On 2020-03-20, HPE issued customer bulletin a00097382en_us (located here) which states:

HPE SAS Solid State Drives – Critical Firmware Upgrade Required for Certain HPE SAS Solid State Drive Models to Prevent Drive Failure at 40,000 Hours of Operation.

The HPE bulletin further states:

After the SSD failure occurs, neither the SSD nor the data can be recovered. In addition, SSDs which were put into service at the same time will likely fail nearly simultaneously. Restoration of data from backup will be required in non-fault tolerance modes (e.g., RAID 0) and in fault tolerance RAID mode if more drives fail than what is supported by the fault tolerance RAID mode logical drive.
(Editor’s Note: boldface is mine).

This issue appears to not only affect HPE drives. Dell issued a notice (located here) that deals with the same issue. In its notice Dell says that the disks that are affected were made by SanDisk. There is a good chance that smaller vendors, or vendors that are no longer around may also have used SanDisk drives that have this same issue. We recommend checking all SSD drives to make sure that they have the latest firmware. You may also want to check if they are approaching 40,000 hours of usage.

The Bad News

Organizations often encounter drive failure issues. Usually it is merely an inconvenience as it is rather simple to replace a drive; however, in this particular case such a drive failure could be a catastrophic event. Why? When these drives hit 40,000 hours, the data on the drives becomes unrecoverable. If these drives are being used in a RAID configuration, and if all the drives for a particular RAID were placed into service at the same time, the data protection that RAID offers will be useless as all the drives will hit this issue simultaneously.

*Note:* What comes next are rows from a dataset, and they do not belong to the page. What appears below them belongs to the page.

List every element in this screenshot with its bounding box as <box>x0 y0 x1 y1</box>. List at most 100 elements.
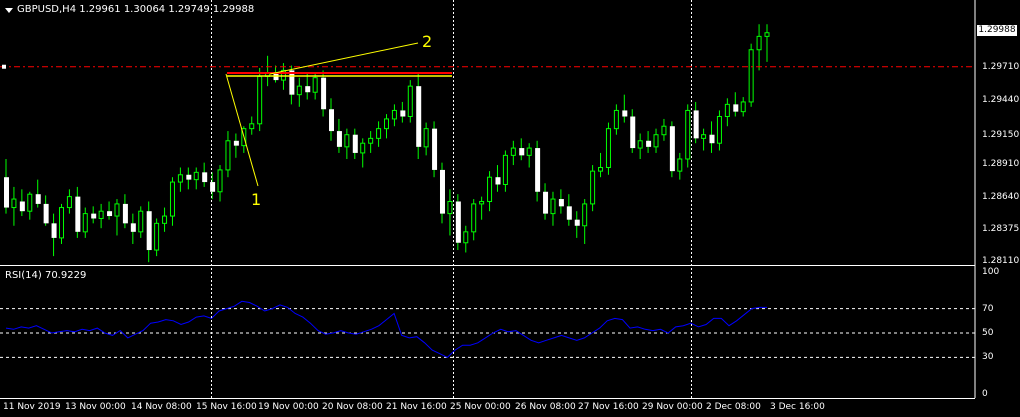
candle-body-bull <box>526 147 532 156</box>
candle-body-bull <box>582 203 588 227</box>
candle-body-bull <box>740 101 746 113</box>
candle-body-bull <box>177 174 183 183</box>
candle-body-bull <box>344 134 350 148</box>
candle-body-bull <box>225 140 231 171</box>
candle-body-bear <box>558 199 564 207</box>
candle-body-bull <box>368 137 374 144</box>
candle-body-bear <box>186 174 192 180</box>
time-axis-label: 25 Nov 00:00 <box>450 402 511 412</box>
candle-body-bull <box>724 103 730 118</box>
candle-body-bear <box>43 203 49 224</box>
time-axis-label: 14 Nov 08:00 <box>131 402 192 412</box>
candle-body-bear <box>75 196 81 232</box>
candle-body-bull <box>296 85 302 96</box>
price-axis-label: 1.28110 <box>982 255 1020 266</box>
candle-body-bull <box>510 147 516 156</box>
candle-body-bull <box>11 198 17 209</box>
candle-body-bull <box>154 222 160 251</box>
candle-body-bear <box>646 140 652 147</box>
candle-body-bull <box>423 128 429 148</box>
candle-body-bull <box>590 170 596 205</box>
price-axis-label: 1.28640 <box>982 191 1020 202</box>
candle-body-bear <box>91 213 97 219</box>
candle-body-bull <box>637 140 643 149</box>
candle-body-bear <box>321 77 327 110</box>
candle-body-bear <box>289 70 295 95</box>
time-axis-label: 29 Nov 00:00 <box>642 402 703 412</box>
rsi-label: RSI(14) 70.9229 <box>5 270 87 281</box>
rsi-axis-label: 50 <box>982 328 994 338</box>
candle-body-bear <box>535 148 541 192</box>
candle-body-bull <box>756 35 762 51</box>
chart-menu-triangle-icon[interactable] <box>5 8 13 13</box>
time-axis-label: 13 Nov 00:00 <box>65 402 126 412</box>
time-axis-label: 19 Nov 00:00 <box>258 402 319 412</box>
candle-body-bear <box>146 211 152 251</box>
candle-body-bear <box>329 109 335 132</box>
candle-body-bull <box>193 171 199 181</box>
candle-body-bull <box>605 128 611 168</box>
rsi-axis-label: 0 <box>982 389 988 399</box>
chart-canvas[interactable] <box>0 0 1020 417</box>
current-price-marker <box>2 64 6 69</box>
candle-body-bull <box>169 181 175 217</box>
candle-body-bear <box>122 203 128 224</box>
rsi-axis-label: 70 <box>982 303 994 314</box>
candle-body-bull <box>487 176 493 202</box>
candle-body-bull <box>653 134 659 148</box>
candle-body-bull <box>598 166 604 172</box>
candle-body-bull <box>384 118 389 130</box>
candle-body-bull <box>463 231 469 244</box>
symbol-label: GBPUSD,H4 <box>17 4 77 15</box>
close-value: 1.29988 <box>212 4 255 15</box>
candle-body-bear <box>709 134 715 144</box>
candle-body-bull <box>471 203 477 233</box>
candle-body-bear <box>733 104 739 112</box>
candle-body-bull <box>138 210 144 233</box>
candle-body-bear <box>19 201 25 212</box>
candle-body-bull <box>661 125 667 136</box>
candle-body-bull <box>677 158 683 172</box>
candle-body-bull <box>162 215 168 224</box>
candle-body-bull <box>550 198 556 215</box>
candle-body-bear <box>439 169 445 214</box>
candle-body-bear <box>432 128 438 170</box>
time-axis-label: 27 Nov 16:00 <box>578 402 639 412</box>
annotation-label-1[interactable]: 1 <box>251 192 261 208</box>
candle-body-bull <box>613 109 619 130</box>
price-axis-label: 1.29440 <box>982 94 1020 105</box>
candle-body-bull <box>716 116 722 144</box>
candle-body-bear <box>693 110 699 139</box>
rsi-axis-label: 30 <box>982 352 994 363</box>
candle-body-bull <box>66 196 72 209</box>
candle-body-bull <box>685 109 691 160</box>
open-value: 1.29961 <box>79 4 121 15</box>
current-price-tag: 1.29988 <box>977 25 1017 36</box>
candle-body-bear <box>622 110 628 117</box>
candle-body-bull <box>502 154 508 185</box>
candle-body-bull <box>98 210 104 219</box>
candle-body-bull <box>479 200 485 205</box>
candle-body-bear <box>495 177 501 185</box>
high-value: 1.30064 <box>123 4 166 15</box>
candle-body-bull <box>27 193 33 212</box>
candle-body-bull <box>407 85 413 118</box>
candle-body-bear <box>336 131 342 147</box>
candle-body-bull <box>447 200 453 215</box>
candle-body-bear <box>35 194 41 204</box>
price-axis-label: 1.29150 <box>982 129 1020 140</box>
candle-body-bull <box>217 169 223 193</box>
candle-body-bear <box>416 86 422 147</box>
candle-body-bear <box>400 110 406 117</box>
time-axis-label: 21 Nov 16:00 <box>386 402 447 412</box>
candle-body-bear <box>574 219 580 226</box>
candle-body-bear <box>543 191 549 214</box>
candle-body-bear <box>233 140 239 146</box>
candle-body-bull <box>114 203 120 217</box>
candle-body-bull <box>82 213 88 233</box>
candle-body-bull <box>257 75 263 125</box>
candle-body-bull <box>764 32 770 37</box>
candle-body-bull <box>748 49 754 103</box>
annotation-label-2[interactable]: 2 <box>422 34 432 50</box>
candle-body-bear <box>51 223 57 238</box>
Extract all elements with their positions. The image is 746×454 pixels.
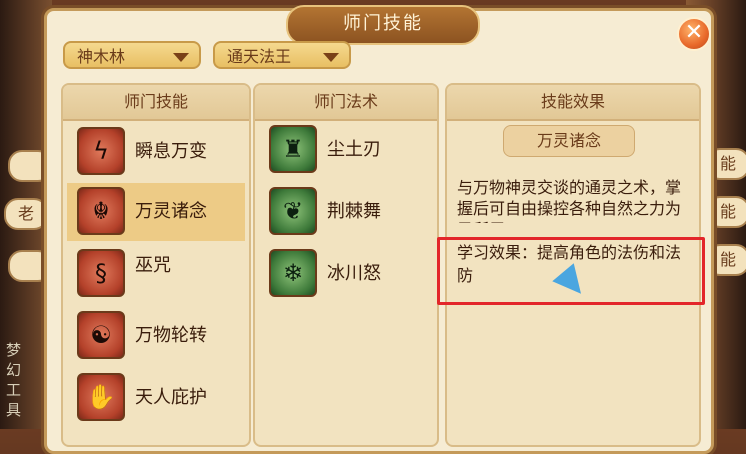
close-button[interactable]: ✕: [677, 17, 711, 51]
spell-item[interactable]: ❦ 荆棘舞: [263, 183, 431, 241]
school-dropdown[interactable]: 神木林: [63, 41, 201, 69]
thorn-icon: ❦: [269, 187, 317, 235]
spell-name: 荆棘舞: [327, 201, 381, 222]
skill-name: 天人庇护: [135, 387, 207, 408]
window-title: 师门技能: [286, 5, 480, 45]
spell-name: 冰川怒: [327, 263, 381, 284]
effect-skill-title: 万灵诸念: [503, 125, 635, 157]
skills-window: 师门技能 ✕ 神木林 通天法王 师门技能 ϟ 瞬息万变 ☬ 万灵诸念 § 巫咒 …: [44, 5, 714, 454]
skill-item[interactable]: § 巫咒: [71, 245, 239, 303]
skill-item[interactable]: ϟ 瞬息万变: [71, 123, 239, 181]
spell-item[interactable]: ❄ 冰川怒: [263, 245, 431, 303]
spells-column-header: 师门法术: [255, 85, 437, 121]
close-icon: ✕: [684, 20, 704, 45]
school-dropdown-value: 神木林: [77, 47, 126, 66]
swirl-icon: §: [77, 249, 125, 297]
rank-dropdown[interactable]: 通天法王: [213, 41, 351, 69]
skills-column: 师门技能 ϟ 瞬息万变 ☬ 万灵诸念 § 巫咒 ☯ 万物轮转 ✋ 天人庇护: [61, 83, 251, 447]
skills-column-header: 师门技能: [63, 85, 249, 121]
figure-icon: ♜: [269, 125, 317, 173]
skill-name: 万物轮转: [135, 325, 207, 346]
lightning-icon: ϟ: [77, 127, 125, 175]
glacier-icon: ❄: [269, 249, 317, 297]
background-vertical-text: 梦幻工具: [6, 341, 22, 419]
skill-name: 万灵诸念: [135, 201, 207, 222]
background-side-tab: 老: [4, 198, 48, 230]
skill-name: 瞬息万变: [135, 141, 207, 162]
skill-item[interactable]: ☯ 万物轮转: [71, 307, 239, 365]
spell-item[interactable]: ♜ 尘土刃: [263, 121, 431, 179]
skill-item-selected[interactable]: ☬ 万灵诸念: [67, 183, 245, 241]
skill-description: 与万物神灵交谈的通灵之术，掌握后可自由操控各种自然之力为己所用。: [457, 178, 682, 223]
chevron-down-icon: [323, 53, 339, 62]
praying-hands-icon: ✋: [77, 373, 125, 421]
effects-column-header: 技能效果: [447, 85, 699, 121]
skill-name: 巫咒: [135, 255, 171, 276]
creature-icon: ☬: [77, 187, 125, 235]
rank-dropdown-value: 通天法王: [227, 47, 292, 66]
spell-name: 尘土刃: [327, 139, 381, 160]
skill-item[interactable]: ✋ 天人庇护: [71, 369, 239, 427]
chevron-down-icon: [173, 53, 189, 62]
yin-yang-icon: ☯: [77, 311, 125, 359]
spells-column: 师门法术 ♜ 尘土刃 ❦ 荆棘舞 ❄ 冰川怒: [253, 83, 439, 447]
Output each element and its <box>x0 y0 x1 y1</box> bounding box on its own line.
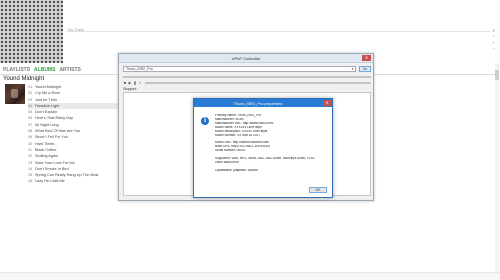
album-cover[interactable] <box>5 84 25 104</box>
dialog-titlebar[interactable]: Thoro_iSR2_Pro properties ✕ <box>194 99 332 107</box>
side-controls: ✕ ⌃ + − <box>491 29 497 61</box>
device-select-value: Thoro_iSR2_Pro <box>126 67 153 71</box>
property-line: Capabilities: playback, volume <box>215 168 258 172</box>
upnp-titlebar[interactable]: UPnP Controller ✕ <box>119 54 373 63</box>
progress-line <box>66 31 490 32</box>
go-button[interactable]: Go <box>359 66 371 72</box>
no-track-label: No Track <box>68 27 85 32</box>
next-icon[interactable]: » <box>138 81 142 85</box>
close-icon[interactable]: ✕ <box>362 55 371 61</box>
playback-status: Stopped <box>123 87 137 91</box>
properties-text: Friendly Name: Thoro_iSR2_Pro Manufacture… <box>215 114 330 173</box>
track-row[interactable]: 16 Lazy He Calls Me <box>28 178 123 184</box>
close-icon[interactable]: ✕ <box>323 100 331 106</box>
album-title: Yound Midnight <box>3 76 45 82</box>
play-icon[interactable]: ▶ <box>128 81 132 85</box>
minus-icon[interactable]: − <box>491 47 496 51</box>
transport-icons: ■ ▶ ❚ » <box>123 81 142 85</box>
library-nav: PLAYLISTS ALBUMS ARTISTS <box>3 67 81 73</box>
info-icon: i <box>201 117 209 125</box>
track-list: 01 Yound Midnight 02 Cry Me a River 03 Just f… <box>28 84 123 185</box>
device-properties-dialog: Thoro_iSR2_Pro properties ✕ i Friendly N… <box>193 98 333 198</box>
seek-bar[interactable] <box>145 82 371 84</box>
dialog-title: Thoro_iSR2_Pro properties <box>233 101 283 106</box>
album-art-placeholder <box>0 0 63 63</box>
stop-icon[interactable]: ■ <box>123 81 127 85</box>
tab-albums[interactable]: ALBUMS <box>34 67 55 73</box>
pause-icon[interactable]: ❚ <box>133 81 137 85</box>
track-title: Lazy He Calls Me <box>35 179 65 184</box>
tab-playlists[interactable]: PLAYLISTS <box>3 67 30 73</box>
track-number: 16 <box>28 179 33 184</box>
chevron-down-icon: ▼ <box>351 67 354 71</box>
scrollbar[interactable] <box>495 63 499 273</box>
tab-artists[interactable]: ARTISTS <box>59 67 80 73</box>
volume-slider[interactable] <box>123 76 371 78</box>
status-bar <box>0 272 500 280</box>
chevron-up-icon[interactable]: ⌃ <box>491 35 496 39</box>
plus-icon[interactable]: + <box>491 41 496 45</box>
upnp-window-title: UPnP Controller <box>231 56 261 61</box>
close-icon[interactable]: ✕ <box>491 29 496 33</box>
device-select[interactable]: Thoro_iSR2_Pro ▼ <box>123 66 356 72</box>
ok-button[interactable]: OK <box>309 187 327 193</box>
scrollbar-thumb[interactable] <box>495 70 499 80</box>
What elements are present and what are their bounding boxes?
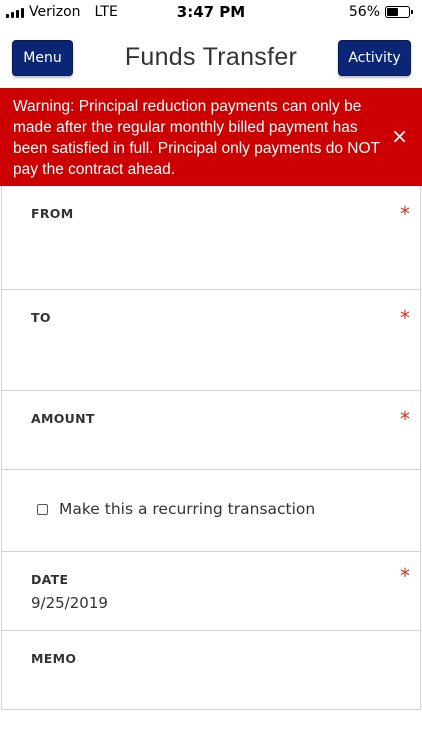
required-icon: *	[400, 564, 410, 588]
required-icon: *	[400, 202, 410, 226]
amount-label: AMOUNT	[31, 411, 95, 426]
battery-percent: 56%	[348, 4, 380, 20]
date-field[interactable]: DATE * 9/25/2019	[1, 552, 421, 631]
required-icon: *	[400, 306, 410, 330]
battery-fill	[387, 8, 399, 16]
date-value[interactable]: 9/25/2019	[31, 594, 108, 612]
from-label: FROM	[31, 206, 74, 221]
to-field[interactable]: TO *	[1, 290, 421, 391]
memo-field[interactable]: MEMO	[1, 631, 421, 710]
warning-banner: Warning: Principal reduction payments ca…	[0, 88, 422, 186]
to-label: TO	[31, 310, 51, 325]
recurring-field: Make this a recurring transaction	[1, 470, 421, 552]
recurring-checkbox[interactable]	[37, 503, 48, 515]
from-field[interactable]: FROM *	[1, 186, 421, 290]
memo-label: MEMO	[31, 651, 77, 666]
recurring-label[interactable]: Make this a recurring transaction	[59, 500, 315, 518]
battery-icon	[385, 6, 413, 18]
amount-field[interactable]: AMOUNT *	[1, 391, 421, 470]
date-label: DATE	[31, 572, 69, 587]
required-icon: *	[400, 407, 410, 431]
recurring-toggle[interactable]: Make this a recurring transaction	[37, 500, 315, 518]
battery-tip	[411, 10, 413, 14]
status-right: 56%	[348, 4, 413, 20]
warning-text: Warning: Principal reduction payments ca…	[13, 98, 380, 178]
transfer-form: FROM * TO * AMOUNT * Make this a recurri…	[0, 186, 422, 710]
close-icon[interactable]: ×	[391, 126, 408, 146]
activity-button[interactable]: Activity	[338, 40, 411, 76]
app-header: Menu Funds Transfer Activity	[0, 24, 422, 88]
status-bar: Verizon LTE 3:47 PM 56%	[0, 0, 422, 24]
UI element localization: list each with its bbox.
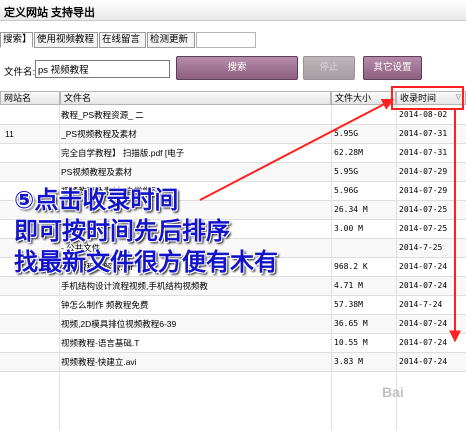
watermark: Bai: [382, 384, 404, 400]
annotation-line-3: 找最新文件很方便有木有: [14, 248, 278, 276]
annotation-line-1: ⑤点击收录时间: [14, 186, 179, 214]
annotation-line-2: 即可按时间先后排序: [14, 217, 230, 245]
annotation-text: ⑤点击收录时间 即可按时间先后排序 找最新文件很方便有木有: [14, 185, 364, 278]
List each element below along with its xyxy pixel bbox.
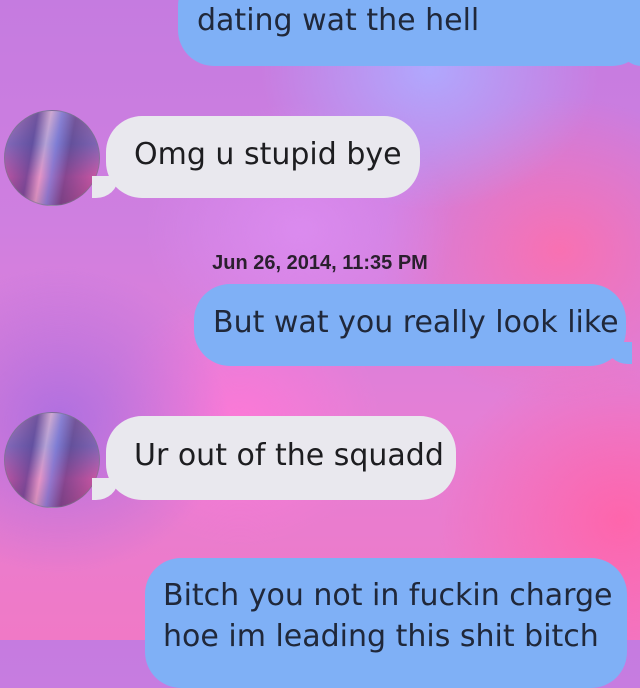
message-bubble-received[interactable]: Omg u stupid bye xyxy=(106,116,420,198)
bubble-tail xyxy=(606,342,632,364)
message-text: Ur out of the squadd xyxy=(134,438,444,473)
contact-avatar[interactable] xyxy=(4,412,100,508)
message-bubble-received[interactable]: Ur out of the squadd xyxy=(106,416,456,500)
message-bubble-sent[interactable]: But wat you really look like xyxy=(194,284,626,366)
message-bubble-sent[interactable]: Bitch you not in fuckin charge hoe im le… xyxy=(145,558,627,688)
message-text: Omg u stupid bye xyxy=(134,137,402,172)
message-text-line: hoe im leading this shit bitch xyxy=(163,619,599,654)
message-text-line: Bitch you not in fuckin charge xyxy=(163,578,613,613)
contact-avatar[interactable] xyxy=(4,110,100,206)
message-text: dating wat the hell xyxy=(197,3,480,38)
message-text: But wat you really look like xyxy=(213,305,619,340)
message-bubble-sent[interactable]: dating wat the hell xyxy=(178,0,640,66)
message-timestamp: Jun 26, 2014, 11:35 PM xyxy=(212,252,428,274)
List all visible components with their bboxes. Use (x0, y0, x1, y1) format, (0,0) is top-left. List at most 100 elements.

The drives in question are certain 800GB and 1.6TB SAS models. The exact models are listed in the service bulletins.

The Good News

The good news is that the 40,000-hour limit will not hit the user community until October 2020. Better news is that HPE and Dell have developed tools to check and correct this issue if your vSphere, Linux or Windows systems have drives that will be affected by the issue. For HPE systems please refer to customer bulletin a00097382en_us for complete information regarding this issue (located here). Dell systems please refer to the customer service bulletin located here.

It should also be noted that this is a separate issue from the one addressed by HPE in Customer Bulletin a00092491en_us (located here) which covers a critical issue for HPE SAS SSD drives that fail after 32,768 hours of operation.